Italy Wakes Up to Bond Spreads Again in Throwback to Crisis Days
(Bloomberg) -- “Lo spread” entered Italian vernacular in 2011, when the country was struggling to survive the European debt crisis. Seven years later, financial tensions are rising again and the gap between Italy’s 10-year bond yields and Germany’s is back in the spotlight.
The country’s biggest newspapers are running front-page stories about the bond spread as investors balk at the budget targets unveiled by the populist government last week and the consequences start to hit home. The extra yield on Italy’s 10-year debt touched 308 basis points Wednesday, close to the highest since 2013.
That year began with five euro nations in bailout programs, Italy under technocratic rule and investors wondering what the European Central Bank would do to hold the currency union together. Since then, the ECB has pumped some 2.6 trillion euros ($3 trillion) into European bond markets but Italy’s public finances are under scrutiny again. In piazzas up and down the country, regular folk are starting to notice.
"There’s something going wrong,” said Rosa, a 56-year-old clerk at a children’s clothing shop in downtown Milan. “This is an indication of how the economy works."
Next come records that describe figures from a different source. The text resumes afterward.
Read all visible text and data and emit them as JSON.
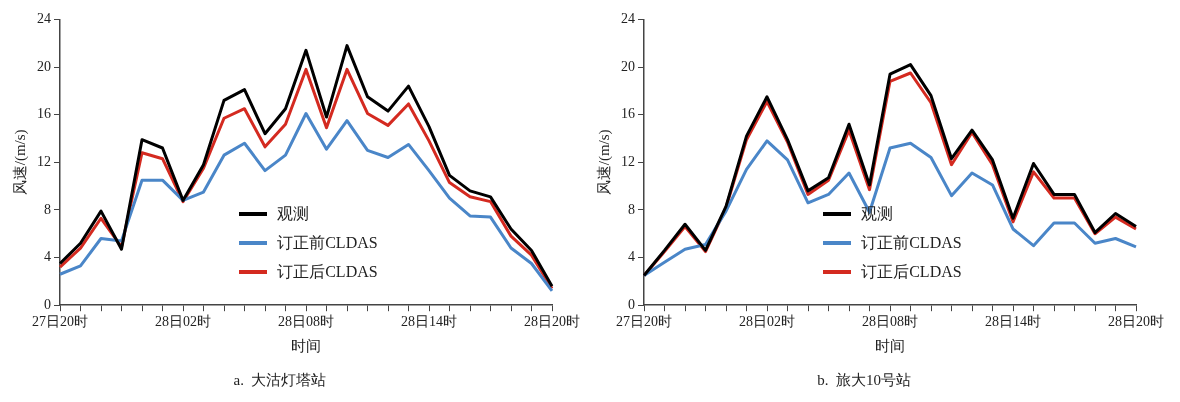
{
  "chart_data": [
    {
      "type": "line",
      "title": "a.  大沽灯塔站",
      "xlabel": "时间",
      "ylabel": "风速/(m/s)",
      "legend": "bottom",
      "categories": [
        "27日20时",
        null,
        null,
        null,
        null,
        null,
        "28日02时",
        null,
        null,
        null,
        null,
        null,
        "28日08时",
        null,
        null,
        null,
        null,
        null,
        "28日14时",
        null,
        null,
        null,
        null,
        null,
        "28日20时"
      ],
      "ylim": [
        0,
        24
      ],
      "yticks": [
        0,
        4,
        8,
        12,
        16,
        20,
        24
      ],
      "series": [
        {
          "name": "观测",
          "color": "#000000",
          "values": [
            3.5,
            5.2,
            7.9,
            4.7,
            13.9,
            13.2,
            8.8,
            11.8,
            17.2,
            18.1,
            14.4,
            16.5,
            21.4,
            15.8,
            21.8,
            17.5,
            16.3,
            18.4,
            15.0,
            10.9,
            9.6,
            9.1,
            6.4,
            4.6,
            1.6
          ]
        },
        {
          "name": "订正前CLDAS",
          "color": "#4a86c8",
          "values": [
            2.6,
            3.3,
            5.6,
            5.4,
            10.5,
            10.5,
            8.8,
            9.5,
            12.6,
            13.6,
            11.3,
            12.6,
            16.1,
            13.1,
            15.5,
            13.0,
            12.4,
            13.5,
            11.3,
            9.0,
            7.5,
            7.4,
            4.8,
            3.5,
            1.2
          ]
        },
        {
          "name": "订正后CLDAS",
          "color": "#d42a20",
          "values": [
            3.2,
            4.8,
            7.3,
            4.9,
            12.8,
            12.3,
            8.7,
            11.5,
            15.7,
            16.5,
            13.3,
            15.2,
            19.8,
            14.9,
            19.8,
            16.1,
            15.1,
            16.9,
            13.8,
            10.3,
            9.1,
            8.7,
            5.8,
            4.2,
            1.4
          ]
        }
      ]
    },
    {
      "type": "line",
      "title": "b.  旅大10号站",
      "xlabel": "时间",
      "ylabel": "风速/(m/s)",
      "legend": "bottom",
      "categories": [
        "27日20时",
        null,
        null,
        null,
        null,
        null,
        "28日02时",
        null,
        null,
        null,
        null,
        null,
        "28日08时",
        null,
        null,
        null,
        null,
        null,
        "28日14时",
        null,
        null,
        null,
        null,
        null,
        "28日20时"
      ],
      "ylim": [
        0,
        24
      ],
      "yticks": [
        0,
        4,
        8,
        12,
        16,
        20,
        24
      ],
      "series": [
        {
          "name": "观测",
          "color": "#000000",
          "values": [
            2.5,
            4.6,
            6.8,
            4.6,
            8.3,
            14.2,
            17.5,
            13.9,
            9.6,
            10.7,
            15.2,
            10.1,
            19.4,
            20.2,
            17.6,
            12.3,
            14.7,
            12.2,
            7.3,
            11.9,
            9.3,
            9.3,
            6.1,
            7.7,
            6.6
          ]
        },
        {
          "name": "订正前CLDAS",
          "color": "#4a86c8",
          "values": [
            2.5,
            3.6,
            4.7,
            5.1,
            7.9,
            11.4,
            13.8,
            12.2,
            8.6,
            9.3,
            11.1,
            7.8,
            13.2,
            13.6,
            12.4,
            9.2,
            11.1,
            10.1,
            6.4,
            5.0,
            6.9,
            6.9,
            5.2,
            5.6,
            4.9
          ]
        },
        {
          "name": "订正后CLDAS",
          "color": "#d42a20",
          "values": [
            2.5,
            4.5,
            6.6,
            4.5,
            8.2,
            13.9,
            17.1,
            13.7,
            9.3,
            10.5,
            14.7,
            9.7,
            18.8,
            19.5,
            17.0,
            11.8,
            14.5,
            11.8,
            7.0,
            11.2,
            9.0,
            9.0,
            6.0,
            7.4,
            6.4
          ]
        }
      ]
    }
  ]
}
The coalition’s plans to increase the budget deficit next year to fund tax cuts and raise benefit spending have sparked criticism from the European Commission that Italy is flaunting EU rules. But the investors the government will need to finance that deficit are also concerned that the stability of the country’s finances could be eroded by yet another spending splurge.
In the political world, everyone is talking about the markets.
Finance Minister Giovanni Tria said Wednesday that the sell off is a concern and that the jump in yields isn’t justified by the state of Italy’s economy. Deputy Prime Minister Matteo Salvini said he was "absolutely sure" the spread wouldn’t reach 400 basis points. His fellow deputy premier, Luigi Di Maio, said the Italian establishment is rooting for yields to climb further to undermine support for the populist coalition.
Salvini, head of the anti-immigrant League, smells a conspiracy. The market slump is “a financial maneuver by speculators, just like 25 years ago with George Soros, to buy Italian companies on the cheap,” he said.
Soros bet against the Italian lira in 1992 as part of his famous Black Monday trade against the pound. The Italian currency slumped more than 20 percent, forcing the government to hike taxes, an episode about which many older Italians remain sore.
So far, public opinion in Italy is firmly behind the government, with its approval ratings climbing in line with the country’s borrowing costs.
Rosanna Inghingolo, who works at a clothing retailer at Milan’s main railway station, said the government is right to ignore the market concerns and focus on issues such as creating jobs and reducing bureaucracy.
“For the first time in years I see optimism about the future, so who cares about the spread," she said. "I’m sure the economy will rebound. You need time. The spread will realize that in the end.”
For some Italians, the market is simply waking up to the problems they’ve shouldered through years of crisis and the lackluster recovery that followed.
“Most Italians don’t have time to get informed about the spread,” said Lorenzo, a 54-year-old employee at a mobile phone store in the city. "They have to worry about making ends meet."